Apache Iceberg version
None
Query engine
Athena (engine v3)
Hello everyone, today my team incurred in a very strange bug using Iceberg via Athena. I'll descrive the steps we used to reproduce the error below:
- We create an iceberg table with an "id" column and 321 other columns with random strings - in the example below we use awsrangler to create the table, but the same happens when the table is created using Athena directly.
import awswrangler as wr
import pandas as pd
import random, string
EXAMPLE CODE:
NUM_COLS=322
def get_random_string(length):
letters = string.ascii_lowercase
result_str = ''.join(random.choice(letters) for i in range(length))
return result_str
columns = ['id']+[get_random_string(5) for i in range(NUM_COLS-1) ]
data = pd.DataFrame(data=[columns], columns=columns)
wr.athena.to_iceberg(
data,
workgroup="my-workgroup",
database="my_database",
table="iceberg_limits_322",
table_location="s3://my_bucket/iceberg_limits",
)
- we then run the following query in athena to insert a random value
EXAMPLE QUERY:
MERGE INTO my_database.iceberg_limits_322 as existing
using (
SELECT 'something' as id
) as new on existing.id = new.id
WHEN NOT MATCHED
THEN INSERT (id) VALUES (new.id)
WHEN MATCHED THEN DELETE
- which results in the error:
[ErrorCode: INTERNAL_ERROR_QUERY_ENGINE] Amazon Athena experienced an internal error while executing this query.
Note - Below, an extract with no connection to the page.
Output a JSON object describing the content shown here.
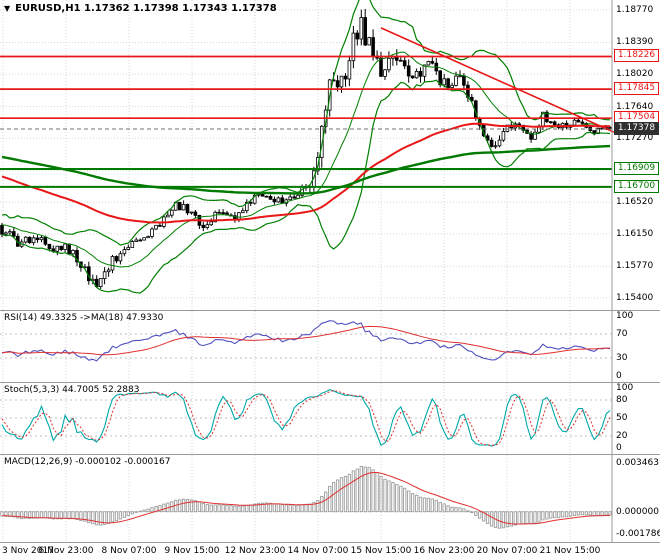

Please contact AWS support for further assistance. You will not be charged for this query. We apologize for the inconvenience.
Notice that the error only occurs when multiple WHEN are used in the MERGE INTO query! - in case one WHEN is used (just to insert or to delete records) everything works fine, and the table can be used normally.
We can replicate this behaviour on multiple AWS accounts and with different tables/databases/s3 locations.
After trying with different number of columns we consistently found that 321 is the maximum limit for the number of columns of the table. Everything works fine below this threshold.